Takis, the Greek artist who pioneered kinetic art, has died. Born Panayiotis Vassilakis, but forever known by his nickname, Takis started to incorporate light and movement into his sculptures in Paris in the late 1950s. He had arrived in France to escape an earlier life of political activism, which included a six-month jail term during the Greek Civil War, and immediately fell into bohemian circles that included William Burroughs and Brion Gysin. His work developed at the time included the Signals series, elongated steel poles, variously with lights or small blocks of bronze precariously mounted at the top. Takis’s other iconic body of work included Telepaintings, in which metal steel forms hung from a the gallery ceiling appear to be about to piece monochrome canvases, attracted to the surface by magnets secreted on the verso.
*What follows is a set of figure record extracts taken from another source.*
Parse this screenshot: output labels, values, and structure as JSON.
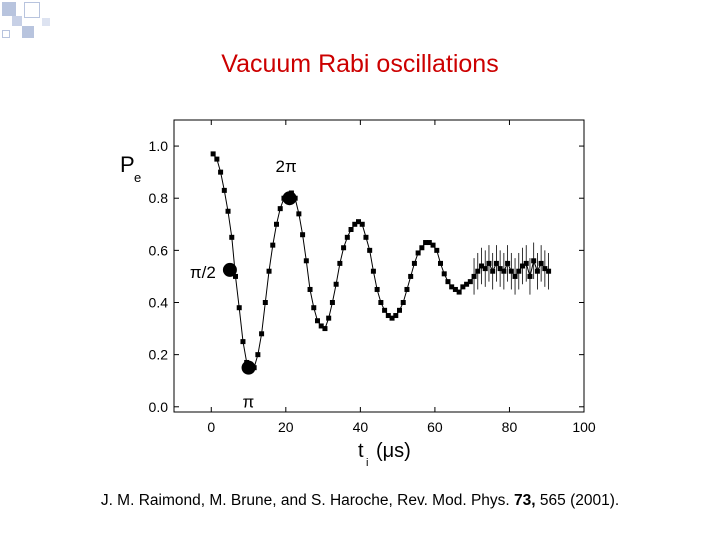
{
  "slide": {
    "title": "Vacuum Rabi oscillations",
    "citation": {
      "prefix": "J. M. Raimond, M. Brune, and S. Haroche, Rev. Mod. Phys. ",
      "volume": "73,",
      "suffix": " 565 (2001)."
    },
    "accent_color": "#cc0000",
    "decoration_color": "#b8c4de"
  },
  "chart_data": {
    "type": "scatter",
    "title": "",
    "ylabel_main": "P",
    "ylabel_sub": "e",
    "xlabel_main": "t",
    "xlabel_sub": "i",
    "xlabel_unit": "(μs)",
    "xlim": [
      -10,
      100
    ],
    "ylim": [
      -0.02,
      1.1
    ],
    "xticks": [
      0,
      20,
      40,
      60,
      80,
      100
    ],
    "yticks": [
      0.0,
      0.2,
      0.4,
      0.6,
      0.8,
      1.0
    ],
    "ytick_labels": [
      "0.0",
      "0.2",
      "0.4",
      "0.6",
      "0.8",
      "1.0"
    ],
    "grid": false,
    "series": [
      {
        "x": [
          0.5,
          1.5,
          2.5,
          3.5,
          4.5,
          5.5,
          6.5,
          7.5,
          8.5,
          9.5,
          10.5,
          11.5,
          12.5,
          13.5,
          14.5,
          15.5,
          16.5,
          17.5,
          18.5,
          19.5,
          20.5,
          21.5,
          22.5,
          23.5,
          24.5,
          25.5,
          26.5,
          27.5,
          28.5,
          29.5,
          30.5,
          31.5,
          32.5,
          33.5,
          34.5,
          35.5,
          36.5,
          37.5,
          38.5,
          39.5,
          40.5,
          41.5,
          42.5,
          43.5,
          44.5,
          45.5,
          46.5,
          47.5,
          48.5,
          49.5,
          50.5,
          51.5,
          52.5,
          53.5,
          54.5,
          55.5,
          56.5,
          57.5,
          58.5,
          59.5,
          60.5,
          61.5,
          62.5,
          63.5,
          64.5,
          65.5,
          66.5,
          67.5,
          68.5,
          69.5,
          70.5,
          71.5,
          72.5,
          73.5,
          74.5,
          75.5,
          76.5,
          77.5,
          78.5,
          79.5,
          80.5,
          81.5,
          82.5,
          83.5,
          84.5,
          85.5,
          86.5,
          87.5,
          88.5,
          89.5,
          90.5
        ],
        "y": [
          0.97,
          0.95,
          0.9,
          0.83,
          0.75,
          0.65,
          0.5,
          0.38,
          0.25,
          0.17,
          0.14,
          0.15,
          0.2,
          0.28,
          0.4,
          0.52,
          0.62,
          0.7,
          0.76,
          0.8,
          0.81,
          0.82,
          0.8,
          0.74,
          0.66,
          0.56,
          0.45,
          0.38,
          0.33,
          0.31,
          0.3,
          0.34,
          0.4,
          0.47,
          0.55,
          0.61,
          0.65,
          0.68,
          0.7,
          0.71,
          0.7,
          0.65,
          0.6,
          0.52,
          0.45,
          0.4,
          0.37,
          0.35,
          0.34,
          0.35,
          0.37,
          0.4,
          0.45,
          0.5,
          0.55,
          0.59,
          0.61,
          0.63,
          0.63,
          0.62,
          0.6,
          0.55,
          0.51,
          0.48,
          0.46,
          0.45,
          0.44,
          0.46,
          0.47,
          0.48,
          0.5,
          0.52,
          0.54,
          0.53,
          0.55,
          0.52,
          0.55,
          0.53,
          0.52,
          0.55,
          0.52,
          0.5,
          0.52,
          0.54,
          0.55,
          0.5,
          0.56,
          0.52,
          0.55,
          0.53,
          0.52
        ],
        "error_bars_from_x": 70,
        "error": 0.07,
        "color": "#000000"
      }
    ],
    "highlighted_points": [
      {
        "x": 5,
        "y": 0.525,
        "label": "π/2"
      },
      {
        "x": 10,
        "y": 0.15,
        "label": "π"
      },
      {
        "x": 21,
        "y": 0.8,
        "label": "2π"
      }
    ]
  }
}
Reviewing the artist’s 1964 show inaugurating the new Signals gallery in London (named after Takis’s sculptures) for The Arts Review, Guy Burn wrote: ‘flashing signals on tall stalks synchronised in syncopation, impassive totems with a relentless message, electro-magnets holding their prey, spanners and metal rods, helplessly hypnotised and quivering in mid air, white spheres which sway and dart ecstatically in an endless ballet where no movement is ever repeated, and glaring cathode ray tubes sending out a sizzling violet glow… For those who care for escapism, and that means most people, I suggest that they sidestep their own problems in this world and renew their sense of the marvellous by visiting this show and experiencing the presence of pure energy’.
The artist’s work, currently on show at Tate Modern in London, has been the subject of numerous international surveys. He has also undertaken several public commissions, including in the gardens of the UNESCO headquarters in Paris.